Les dynamiques de pouvoir inégales fondées sur le sexe ont rendu les femmes vulnérables aux abus et à la victimisation en raison de leur engagement inébranlable en tant que défenseurs des droits humains. En outre, il est essentiel de reconnaître l’absence d’informations sur ces atrocités, qui découle principalement de l’accès limité à la justice et de la stigmatisation omniprésente de la violence sexuelle. En conclusion, la résolution souligne qu’il est impératif d’adopter une approche fondée sur le genre pour protéger les femmes défenseurs des droits humains, en tenant compte des risques et des problèmes de sécurité spécifiques que les femmes rencontrent dans leur quête de justice.
Les défenseurs des droits humains en République islamique d’Iran, qui plaident pour la fin de la discrimination systématique à leur égard et pour des réformes socio-économiques et juridiques visant à garantir leurs droits et la justice, sont confrontés à de nombreux défis dans leurs efforts. Les journalistes, les militants, les écrivains et les autres personnes qui s’efforcent de promouvoir et de sauvegarder les droits de l’homme sont confrontés à diverses formes d’abus, de violence et de problèmes juridiques.
Au fil des ans, le gouvernement iranien a mis en œuvre des mesures plus restrictives, touchant particulièrement les femmes, ce qui a conduit à une répression sévère des défenseurs des droits humains. Après la mort de Mahsa Jina Amini, une répression brutale s’est abattue sur les manifestants et les militants. Human Rights Activists (HRA) a recensé 26 femmes défenseurs des droits humains actuellement emprisonnées à la suite de condamnations judiciaires, avec des peines allant de un à dix ans. En outre, HRA a recensé 5 personnes en attente d’une condamnation. Notamment, un nombre important d’avocats sont actuellement détenus ou ont déjà été condamnés à de lourdes peines d’emprisonnement. En mai 2023, 394 avocats ont condamné l’intimidation et l’émission de mandats d’arrêt à l’encontre de quatre défenseurs publics à Shiraz. L’intimidation des défenseurs publics et des avocats spécialisés dans les droits de l’homme est un problème de longue date en Iran.

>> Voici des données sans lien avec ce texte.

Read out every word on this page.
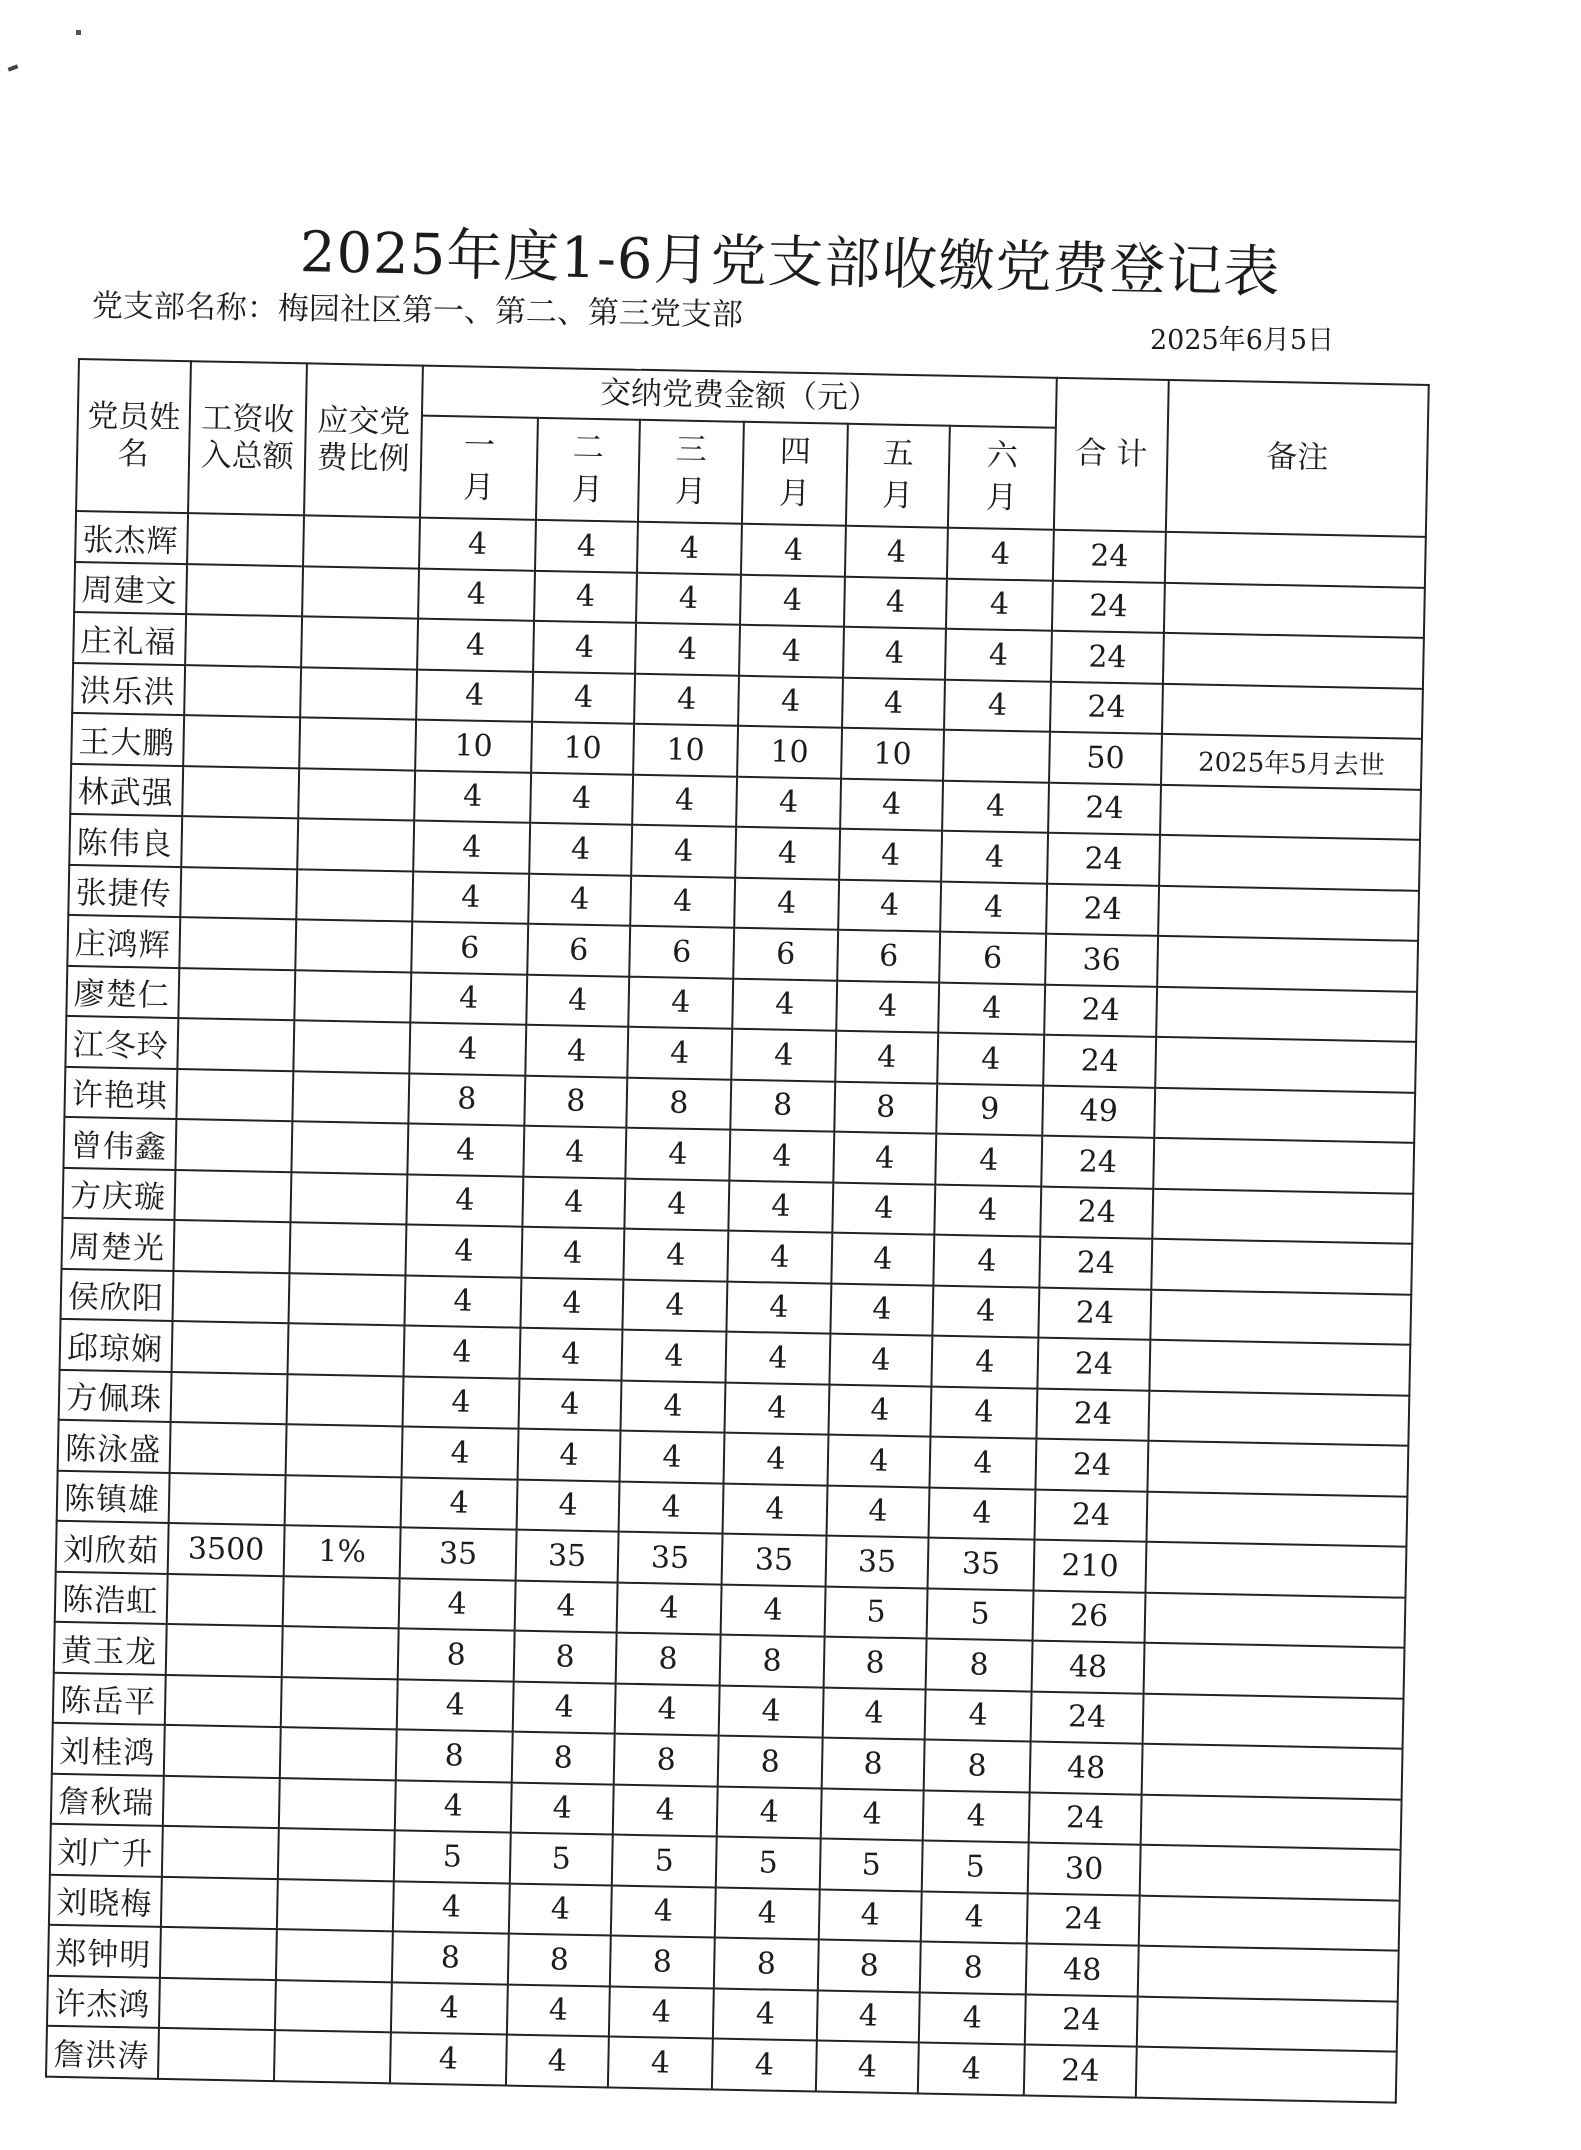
2025年度1-6月党支部收缴党费登记表
党支部名称：梅园社区第一、第二、第三党支部
2025年6月5日
党员姓名	工资收入总额	应交党费比例	交纳党费金额（元）						合 计	备注
			一月	二月	三月	四月	五月	六月		
张杰辉			4	4	4	4	4	4	24	
周建文			4	4	4	4	4	4	24	
庄礼福			4	4	4	4	4	4	24	
洪乐洪			4	4	4	4	4	4	24	
王大鹏			10	10	10	10	10		50	2025年5月去世
林武强			4	4	4	4	4	4	24	
陈伟良			4	4	4	4	4	4	24	
张捷传			4	4	4	4	4	4	24	
庄鸿辉			6	6	6	6	6	6	36	
廖楚仁			4	4	4	4	4	4	24	
江冬玲			4	4	4	4	4	4	24	
许艳琪			8	8	8	8	8	9	49	
曾伟鑫			4	4	4	4	4	4	24	
方庆璇			4	4	4	4	4	4	24	
周楚光			4	4	4	4	4	4	24	
侯欣阳			4	4	4	4	4	4	24	
邱琼娴			4	4	4	4	4	4	24	
方佩珠			4	4	4	4	4	4	24	
陈泳盛			4	4	4	4	4	4	24	
陈镇雄			4	4	4	4	4	4	24	
刘欣茹	3500	1%	35	35	35	35	35	35	210	
陈浩虹			4	4	4	4	5	5	26	
黄玉龙			8	8	8	8	8	8	48	
陈岳平			4	4	4	4	4	4	24	
刘桂鸿			8	8	8	8	8	8	48	
詹秋瑞			4	4	4	4	4	4	24	
刘广升			5	5	5	5	5	5	30	
刘晓梅			4	4	4	4	4	4	24	
郑钟明			8	8	8	8	8	8	48	
许杰鸿			4	4	4	4	4	4	24	
詹洪涛			4	4	4	4	4	4	24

Cela est apparu clairement dans le cas de Saleh Nikbakht, l’avocat de la famille de Mahsa Amini, qui a été condamné à un an de prison pour « activités de propagande contre le régime » en raison des interviews qu’il a accordées à des médias étrangers. Dans ces interviews, il a discuté de la situation des kolbars en Iran et a critiqué le traitement des prisonniers politiques (de sécurité), entre autres sujets. En outre, l’objection de Saleh Nikbakht à « l’avis de l’expert médical » dans l’affaire Mahsa Amini a été considérée comme un exemple de l’accusation d' »activités de propagande contre le régime ».
Les défenseurs des droits des femmes qui défient la loi sur le hijab en choisissant de ne pas y adhérer afin d’exercer leurs libertés sont en grand danger. Depuis le début des manifestations de 2022, ces défenseurs ont été systématiquement pris pour cible, mais ils persistent dans leur lutte contre la discrimination fondée sur le sexe. Malgré la mise en œuvre continue de nouvelles mesures par les autorités pour pénaliser les femmes qui défient le code vestimentaire prescrit et d’autres lois discriminatoires, ces défenseurs poursuivent avec ténacité leur quête de droits.
Parmi les éminents défenseurs des droits humains figure Narges Mohammadi, lauréate du prix Nobel de la paix 2023, qui a fait l’objet d’arrestations répétées en raison de son activisme. Sa dernière arrestation a eu lieu le 16 novembre 2021, lors d’un événement commémoratif en l’honneur d’Ebrahim Ketabdar, une victime des manifestations de novembre 2019 à Karaj. Mohammadi a été condamnée à huit ans de prison, soixante-quatorze coups de fouet, deux ans d’exil et diverses restrictions sociales. En outre, son séjour en prison a été marqué par des agressions physiques pour non-respect des lois sur le hijab. Une lettre rédigée par Mohammadi depuis l’intérieur de la prison a été présentée comme preuve, dans laquelle elle décrit des cas de détenues victimes de harcèlement sexuel de la part des forces de sécurité au cours de l’arrestation et de l’interrogatoire.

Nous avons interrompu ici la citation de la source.